Layer of trachea was built with smooth muscles that contains nerve of the autonomic nervous
system, which includes the sympathetic and parasympathetic nerves.

 SYMPATHETIC NERVES releases B2 adrenergic receptor that will increase the diameter during
fight or flight
 PARASYMPATHETIC NERVES releases muscarinic receptor that will decreases the diameter
during rest.
o Carina- the point where bronchus splits
It is also made up of GODBLET CELLS that secretes mucus, and CILIATED COLUMNAR CELLS that moves
mucus upward.


Bronchus- passageway of air towards the lungs

Bronchioles- small bronchi that allows air to reach the alveoli.

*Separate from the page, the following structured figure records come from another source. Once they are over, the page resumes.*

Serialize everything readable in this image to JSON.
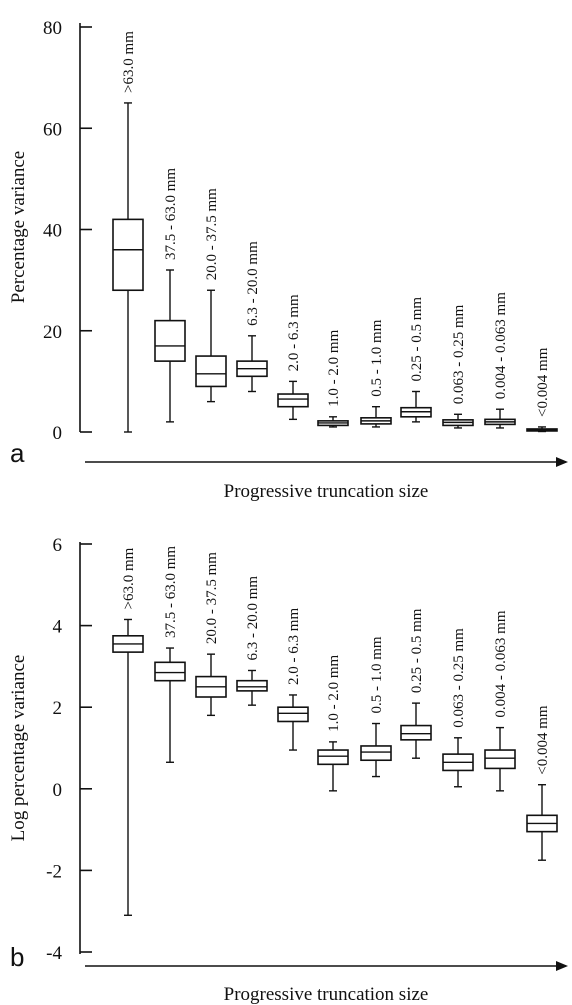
{
  "panels": [
    {
      "letter": "a",
      "bottom_label": "Progressive truncation size"
    },
    {
      "letter": "b",
      "bottom_label": "Progressive truncation size"
    }
  ],
  "chart_data": [
    {
      "type": "box",
      "ylabel": "Percentage variance",
      "ylim": [
        0,
        80
      ],
      "yticks": [
        0,
        20,
        40,
        60,
        80
      ],
      "categories": [
        ">63.0 mm",
        "37.5 - 63.0 mm",
        "20.0 - 37.5 mm",
        "6.3 - 20.0 mm",
        "2.0 - 6.3 mm",
        "1.0 - 2.0 mm",
        "0.5 - 1.0 mm",
        "0.25 - 0.5 mm",
        "0.063 - 0.25 mm",
        "0.004 - 0.063 mm",
        "<0.004 mm"
      ],
      "boxes": [
        {
          "min": 0,
          "q1": 28,
          "median": 36,
          "q3": 42,
          "max": 65
        },
        {
          "min": 2,
          "q1": 14,
          "median": 17,
          "q3": 22,
          "max": 32
        },
        {
          "min": 6,
          "q1": 9,
          "median": 11.5,
          "q3": 15,
          "max": 28
        },
        {
          "min": 8,
          "q1": 11,
          "median": 12.5,
          "q3": 14,
          "max": 19
        },
        {
          "min": 2.5,
          "q1": 5,
          "median": 6.5,
          "q3": 7.5,
          "max": 10
        },
        {
          "min": 1,
          "q1": 1.3,
          "median": 1.8,
          "q3": 2.2,
          "max": 3
        },
        {
          "min": 1,
          "q1": 1.6,
          "median": 2.2,
          "q3": 2.8,
          "max": 5
        },
        {
          "min": 2,
          "q1": 3,
          "median": 4,
          "q3": 4.8,
          "max": 8
        },
        {
          "min": 0.8,
          "q1": 1.3,
          "median": 1.9,
          "q3": 2.4,
          "max": 3.5
        },
        {
          "min": 0.8,
          "q1": 1.5,
          "median": 2,
          "q3": 2.5,
          "max": 4.5
        },
        {
          "min": 0.1,
          "q1": 0.3,
          "median": 0.4,
          "q3": 0.6,
          "max": 1
        }
      ]
    },
    {
      "type": "box",
      "ylabel": "Log percentage variance",
      "ylim": [
        -4,
        6
      ],
      "yticks": [
        -4,
        -2,
        0,
        2,
        4,
        6
      ],
      "categories": [
        ">63.0 mm",
        "37.5 - 63.0 mm",
        "20.0 - 37.5 mm",
        "6.3 - 20.0 mm",
        "2.0 - 6.3 mm",
        "1.0 - 2.0 mm",
        "0.5 - 1.0 mm",
        "0.25 - 0.5 mm",
        "0.063 - 0.25 mm",
        "0.004 - 0.063 mm",
        "<0.004 mm"
      ],
      "boxes": [
        {
          "min": -3.1,
          "q1": 3.35,
          "median": 3.55,
          "q3": 3.75,
          "max": 4.15
        },
        {
          "min": 0.65,
          "q1": 2.65,
          "median": 2.85,
          "q3": 3.1,
          "max": 3.45
        },
        {
          "min": 1.8,
          "q1": 2.25,
          "median": 2.5,
          "q3": 2.75,
          "max": 3.3
        },
        {
          "min": 2.05,
          "q1": 2.4,
          "median": 2.5,
          "q3": 2.65,
          "max": 2.9
        },
        {
          "min": 0.95,
          "q1": 1.65,
          "median": 1.85,
          "q3": 2.0,
          "max": 2.3
        },
        {
          "min": -0.05,
          "q1": 0.6,
          "median": 0.8,
          "q3": 0.95,
          "max": 1.15
        },
        {
          "min": 0.3,
          "q1": 0.7,
          "median": 0.9,
          "q3": 1.05,
          "max": 1.6
        },
        {
          "min": 0.75,
          "q1": 1.2,
          "median": 1.35,
          "q3": 1.55,
          "max": 2.1
        },
        {
          "min": 0.05,
          "q1": 0.45,
          "median": 0.65,
          "q3": 0.85,
          "max": 1.25
        },
        {
          "min": -0.05,
          "q1": 0.5,
          "median": 0.75,
          "q3": 0.95,
          "max": 1.5
        },
        {
          "min": -1.75,
          "q1": -1.05,
          "median": -0.85,
          "q3": -0.65,
          "max": 0.1
        }
      ]
    }
  ]
}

The two last part of bronchioles

 Terminal bronchioles
 Respiratory bronchioles –contains out pouches called alveoli
-last part of bronchioles

Lungs-are a pair of spongy, air-filled organs (ALVEOLI) located on either side of the chest (thorax),
expands and compresses during respiration

- Contains bronchi

o Alveoli- responsible for gas exchange , end of respiratory tree, contains alveolar macrophages.
o Alveoli sacs- a group of alveoli that forms like a grape. Last destination of inhaled air.
The wall of alveoli is composed of pneumocytes

- Type 1
- Type 2- secretes surfactant that keeps the alveoli open
Alveolar sacs- attached to capillaries that is made up of endothelial cells.

Carbon dioxide from deoxygenated blood moves to the alveolar sacs and will be expelled trough

Oxygen from the alveolar sacs moves to the blood trough diffusion and circulates to the body.
Outside the lungs, there is pleural membranes that allows the lung to expand smoothly.

Parietal pleura- attached to the thoracic wall

Visceral pleura- attached to the lungs
Pleural cavity- space filled with fluid(plasma filtrates) that keeps the parietal and visceral pleura
together, and allows the pleural membranes to slide to each other during breathing.

Lymphatic stoma- allows pleural fluid to enter and exit the pleural cavity.